Jonathan rose slowly and awkwardly from his chair. ‘On June 21st, Miss Langley, when you let me into the house, you were not pleased to see me, were you?’
‘No, I was not.’
‘Why was that?’
‘Because the colonel didn’t want to see you.’
‘Why did you think that he didn’t?’
‘Because of the way he spoke when he said you were coming.’
‘What way was that?’
‘As I said last time, he was upset. Before then he’d been laughing and joking as he always di
d. But not after he knew you were coming. He changed then. He was scared, I thought, because you were coming to see him. He didn’t want you to come.’

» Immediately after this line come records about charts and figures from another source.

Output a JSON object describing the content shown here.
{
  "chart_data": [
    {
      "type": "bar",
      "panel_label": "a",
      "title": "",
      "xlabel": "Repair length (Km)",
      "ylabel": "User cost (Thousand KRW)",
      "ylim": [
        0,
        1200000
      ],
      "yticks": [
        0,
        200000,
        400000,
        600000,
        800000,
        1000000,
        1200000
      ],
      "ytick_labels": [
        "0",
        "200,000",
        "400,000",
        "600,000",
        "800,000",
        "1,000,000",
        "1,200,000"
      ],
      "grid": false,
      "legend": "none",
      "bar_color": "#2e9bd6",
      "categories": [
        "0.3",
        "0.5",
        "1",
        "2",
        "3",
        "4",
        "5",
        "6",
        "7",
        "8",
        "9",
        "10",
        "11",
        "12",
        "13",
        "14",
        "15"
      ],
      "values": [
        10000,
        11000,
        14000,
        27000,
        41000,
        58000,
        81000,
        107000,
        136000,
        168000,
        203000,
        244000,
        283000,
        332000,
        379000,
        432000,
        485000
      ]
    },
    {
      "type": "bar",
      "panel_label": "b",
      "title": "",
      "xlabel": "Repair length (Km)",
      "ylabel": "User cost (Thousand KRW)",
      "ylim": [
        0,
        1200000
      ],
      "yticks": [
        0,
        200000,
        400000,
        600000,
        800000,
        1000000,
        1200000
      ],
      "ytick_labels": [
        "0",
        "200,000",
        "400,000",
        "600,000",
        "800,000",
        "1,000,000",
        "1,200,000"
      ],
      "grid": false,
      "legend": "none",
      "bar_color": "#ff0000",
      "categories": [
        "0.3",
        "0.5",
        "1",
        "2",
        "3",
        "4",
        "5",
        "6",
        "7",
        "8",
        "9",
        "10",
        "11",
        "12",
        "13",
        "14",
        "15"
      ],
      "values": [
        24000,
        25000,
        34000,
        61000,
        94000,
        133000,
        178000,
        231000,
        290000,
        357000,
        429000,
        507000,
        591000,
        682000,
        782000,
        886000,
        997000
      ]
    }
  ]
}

Jonathan’s voice was quiet, almost gentle. She wasn’t frightened of him as she had been of Shelbourne. He looked, she thought, very frail, but she remembered what he’d done to the colonel. She’d do well this time, Bracton thought.
‘And that happened, you say, after the telephone call?’ Jonathan asked.
‘Yes. Your telephone call changed everything.’
‘The call he received?’
‘Yes.’
‘Did you hear him make a call that morning, an outgoing call?’
‘No, but earlier, when he was reading the papers, he talked about the racing at Brighton and said he must phone his bookie. He loved the racing. But I don’t know if he ever did.’
‘You didn’t hear him make a call?’
‘No.’
‘Did you yourself hear the telephone ring that morning?’
‘I did. The colonel answered it from his bed. I was downstairs.’
‘Did you come into the room while he was speaking on the telephone?’
‘No. When I came into the room he had the telephone still in his hand and I could hear the buzzing. That was when his mood changed.’
‘Why do you say that?’
‘Well, when I came into the room he never said anything. Usually he made some kind of joke, about me or about what I was doing. I was over at the dresser tidying things when I heard him sigh and say something like “Oh, God”. I turned round, and he was staring out of the window. I asked if everything was all right, and he didn’t look at me but said something about not looking forward to the afternoon. “Why not?” I asked, and he said someone was coming whom he didn’t want to see. Then he wrote the letter and asked me to get it posted and I gave it to Mrs Jackson.’
‘When I arrived at the house at about 2.00 p.m. you and I had some talk and then you took me up to Colonel Trelawney’s room and left us alone. Isn’t that right?’
‘Yes. I told you not to upset him.’
‘So you did. Then, about fifteen minutes later, I came to your room?’
‘Yes.’
‘I told you the colonel had suggested you take a few hours off?’